Gadsby’s show starts with her announcement that she is giving up comedy. She no longer wishes to unite this absurd society in laughter any more, realising life—her life—is not a joke. She acknowledges she has made a lot of money out of homophobia, but she has also sealed up a traumatic part of her life into jokes. She has now come to a realisation that not everything can be tagged with a gag, citing it as the reason she is ready to quit stand-up.
Gadsby is the ultimate wordsmith, mixing her observational artistic eye (she has a degree in art history) with one liners that have the audience eating out of her hand, throwing in a bit of commentary on art history for good measure. The audience is with her all the way with her jokes, but in the end the show morphs from comedy to angry diatribe. The punchlines are no longer funny, and it is Gadsby who delivers the final knock out.
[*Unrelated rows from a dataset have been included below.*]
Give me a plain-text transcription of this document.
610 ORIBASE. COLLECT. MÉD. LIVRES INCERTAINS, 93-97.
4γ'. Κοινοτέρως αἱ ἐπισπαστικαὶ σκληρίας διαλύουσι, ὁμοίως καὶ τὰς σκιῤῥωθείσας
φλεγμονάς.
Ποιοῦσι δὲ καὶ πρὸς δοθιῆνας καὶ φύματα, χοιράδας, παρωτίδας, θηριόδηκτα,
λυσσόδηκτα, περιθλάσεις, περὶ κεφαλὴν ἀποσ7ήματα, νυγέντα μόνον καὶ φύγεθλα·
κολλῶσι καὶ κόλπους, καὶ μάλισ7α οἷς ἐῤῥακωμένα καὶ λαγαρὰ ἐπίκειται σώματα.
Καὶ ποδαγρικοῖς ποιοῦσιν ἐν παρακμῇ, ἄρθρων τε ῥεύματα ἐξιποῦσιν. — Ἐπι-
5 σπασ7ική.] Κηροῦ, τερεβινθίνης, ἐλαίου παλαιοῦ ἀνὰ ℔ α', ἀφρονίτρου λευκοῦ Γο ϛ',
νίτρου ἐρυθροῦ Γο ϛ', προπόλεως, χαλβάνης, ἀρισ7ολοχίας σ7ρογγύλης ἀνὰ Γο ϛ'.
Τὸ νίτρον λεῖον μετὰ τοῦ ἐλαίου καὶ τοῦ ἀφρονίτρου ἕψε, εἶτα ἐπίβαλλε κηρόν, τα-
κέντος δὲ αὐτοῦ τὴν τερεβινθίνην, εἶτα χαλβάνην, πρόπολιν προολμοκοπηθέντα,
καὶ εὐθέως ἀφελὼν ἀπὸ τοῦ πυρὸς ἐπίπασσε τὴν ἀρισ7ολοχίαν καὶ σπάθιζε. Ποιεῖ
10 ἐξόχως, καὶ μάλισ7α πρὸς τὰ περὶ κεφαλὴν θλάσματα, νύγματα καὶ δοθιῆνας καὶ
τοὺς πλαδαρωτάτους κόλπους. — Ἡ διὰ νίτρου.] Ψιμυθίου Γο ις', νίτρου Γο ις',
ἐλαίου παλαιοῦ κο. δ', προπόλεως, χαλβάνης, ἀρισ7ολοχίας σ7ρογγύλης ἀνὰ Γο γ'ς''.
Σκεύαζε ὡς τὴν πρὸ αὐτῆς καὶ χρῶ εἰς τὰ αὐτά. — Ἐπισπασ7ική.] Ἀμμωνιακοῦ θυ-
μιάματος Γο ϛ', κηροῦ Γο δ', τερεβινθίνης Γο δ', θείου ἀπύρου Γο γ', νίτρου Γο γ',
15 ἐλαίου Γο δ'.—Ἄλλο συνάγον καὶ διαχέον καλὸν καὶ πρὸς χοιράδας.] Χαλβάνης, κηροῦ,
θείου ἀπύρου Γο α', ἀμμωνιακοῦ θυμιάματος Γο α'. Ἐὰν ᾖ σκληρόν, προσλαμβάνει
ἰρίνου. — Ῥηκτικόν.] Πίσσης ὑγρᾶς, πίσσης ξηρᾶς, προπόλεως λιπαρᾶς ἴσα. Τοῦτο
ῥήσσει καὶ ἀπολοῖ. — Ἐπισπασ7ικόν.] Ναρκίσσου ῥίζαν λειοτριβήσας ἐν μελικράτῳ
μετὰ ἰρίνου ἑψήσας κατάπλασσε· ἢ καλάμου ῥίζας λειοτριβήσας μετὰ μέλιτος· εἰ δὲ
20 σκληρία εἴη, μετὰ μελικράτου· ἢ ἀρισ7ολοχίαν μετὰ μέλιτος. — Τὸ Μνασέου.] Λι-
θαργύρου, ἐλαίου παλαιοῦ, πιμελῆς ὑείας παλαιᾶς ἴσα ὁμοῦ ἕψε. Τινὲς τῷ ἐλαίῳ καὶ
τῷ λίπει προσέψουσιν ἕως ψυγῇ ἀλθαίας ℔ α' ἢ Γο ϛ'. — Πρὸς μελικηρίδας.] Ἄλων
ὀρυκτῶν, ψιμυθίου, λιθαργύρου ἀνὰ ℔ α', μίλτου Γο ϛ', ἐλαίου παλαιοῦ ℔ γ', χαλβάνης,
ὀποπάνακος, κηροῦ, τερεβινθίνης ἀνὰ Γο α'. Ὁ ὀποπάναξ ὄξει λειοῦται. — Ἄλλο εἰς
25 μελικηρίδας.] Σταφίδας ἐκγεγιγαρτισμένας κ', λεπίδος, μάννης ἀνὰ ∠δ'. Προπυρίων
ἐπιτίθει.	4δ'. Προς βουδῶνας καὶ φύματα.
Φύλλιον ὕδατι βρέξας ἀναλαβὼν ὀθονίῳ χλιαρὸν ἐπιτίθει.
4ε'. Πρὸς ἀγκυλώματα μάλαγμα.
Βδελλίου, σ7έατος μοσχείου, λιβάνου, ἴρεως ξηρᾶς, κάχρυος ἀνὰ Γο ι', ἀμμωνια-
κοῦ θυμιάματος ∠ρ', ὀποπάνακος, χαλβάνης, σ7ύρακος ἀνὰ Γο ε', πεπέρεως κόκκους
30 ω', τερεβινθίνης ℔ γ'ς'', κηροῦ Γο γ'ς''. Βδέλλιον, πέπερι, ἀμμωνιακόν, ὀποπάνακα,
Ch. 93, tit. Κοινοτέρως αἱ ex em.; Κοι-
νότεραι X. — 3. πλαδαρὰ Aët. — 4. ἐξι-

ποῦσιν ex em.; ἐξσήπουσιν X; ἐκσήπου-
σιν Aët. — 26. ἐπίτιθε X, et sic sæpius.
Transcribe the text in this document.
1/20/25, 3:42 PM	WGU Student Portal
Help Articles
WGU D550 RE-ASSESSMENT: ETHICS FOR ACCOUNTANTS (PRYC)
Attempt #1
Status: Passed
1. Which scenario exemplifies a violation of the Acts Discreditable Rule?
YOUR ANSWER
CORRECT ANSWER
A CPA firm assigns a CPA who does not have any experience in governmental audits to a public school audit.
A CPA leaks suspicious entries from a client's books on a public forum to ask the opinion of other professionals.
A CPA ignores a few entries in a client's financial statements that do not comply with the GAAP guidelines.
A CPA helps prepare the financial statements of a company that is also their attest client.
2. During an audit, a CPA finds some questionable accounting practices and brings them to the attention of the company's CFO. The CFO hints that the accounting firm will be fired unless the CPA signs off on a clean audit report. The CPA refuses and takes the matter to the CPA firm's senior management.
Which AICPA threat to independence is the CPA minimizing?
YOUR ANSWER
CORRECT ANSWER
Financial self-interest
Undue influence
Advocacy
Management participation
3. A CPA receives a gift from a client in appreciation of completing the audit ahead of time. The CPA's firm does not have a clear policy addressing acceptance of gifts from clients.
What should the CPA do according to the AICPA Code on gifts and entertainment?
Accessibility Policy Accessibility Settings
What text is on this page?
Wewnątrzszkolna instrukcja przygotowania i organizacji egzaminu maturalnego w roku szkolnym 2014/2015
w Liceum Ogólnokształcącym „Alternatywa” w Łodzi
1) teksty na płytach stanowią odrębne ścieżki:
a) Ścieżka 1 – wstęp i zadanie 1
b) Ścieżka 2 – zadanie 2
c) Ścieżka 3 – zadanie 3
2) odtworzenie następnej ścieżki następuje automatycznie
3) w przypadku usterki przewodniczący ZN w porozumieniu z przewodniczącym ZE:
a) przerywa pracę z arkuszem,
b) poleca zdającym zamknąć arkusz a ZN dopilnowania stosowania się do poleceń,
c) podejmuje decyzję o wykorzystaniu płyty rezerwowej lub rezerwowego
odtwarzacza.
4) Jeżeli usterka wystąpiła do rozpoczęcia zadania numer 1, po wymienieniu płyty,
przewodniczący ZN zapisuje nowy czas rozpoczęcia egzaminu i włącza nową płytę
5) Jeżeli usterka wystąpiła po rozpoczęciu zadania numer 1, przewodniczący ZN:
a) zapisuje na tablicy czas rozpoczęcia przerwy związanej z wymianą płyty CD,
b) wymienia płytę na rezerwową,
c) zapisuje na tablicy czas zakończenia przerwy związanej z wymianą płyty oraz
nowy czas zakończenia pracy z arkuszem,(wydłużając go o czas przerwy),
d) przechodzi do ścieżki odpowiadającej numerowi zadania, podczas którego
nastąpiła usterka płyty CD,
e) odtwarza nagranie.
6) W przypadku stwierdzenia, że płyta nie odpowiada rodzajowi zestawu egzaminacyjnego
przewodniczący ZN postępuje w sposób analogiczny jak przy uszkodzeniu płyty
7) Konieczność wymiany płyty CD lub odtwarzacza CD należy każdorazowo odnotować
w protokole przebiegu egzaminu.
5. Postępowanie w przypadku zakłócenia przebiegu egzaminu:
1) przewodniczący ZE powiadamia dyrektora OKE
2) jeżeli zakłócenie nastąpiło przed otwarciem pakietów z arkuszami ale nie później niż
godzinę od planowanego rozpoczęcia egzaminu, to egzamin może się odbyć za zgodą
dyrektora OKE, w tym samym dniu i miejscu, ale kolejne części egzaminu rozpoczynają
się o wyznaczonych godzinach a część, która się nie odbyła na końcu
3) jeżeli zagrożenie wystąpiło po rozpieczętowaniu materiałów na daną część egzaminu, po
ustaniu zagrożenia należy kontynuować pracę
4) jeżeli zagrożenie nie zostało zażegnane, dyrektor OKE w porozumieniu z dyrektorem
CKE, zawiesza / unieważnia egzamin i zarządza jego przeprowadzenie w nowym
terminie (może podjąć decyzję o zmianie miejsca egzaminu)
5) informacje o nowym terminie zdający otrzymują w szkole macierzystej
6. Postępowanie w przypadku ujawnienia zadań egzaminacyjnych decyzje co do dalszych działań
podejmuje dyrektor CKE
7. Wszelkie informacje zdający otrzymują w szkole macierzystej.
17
By the end of the show the audience feels the tension she has felt all her life at being dealt the bitter blows she has suffered — and the audience love her all the more.
This show has plenty of laughs but will be one of the most profound hours you’ll spend at the Fringe. The dry wit of this talented comic will be missed when she leaves. She has a lot to teach us all with her clever observations, which are delivered with impeccable timing, and she never fails to make the audience laugh (and cry!). It’s sure to be a sell-out!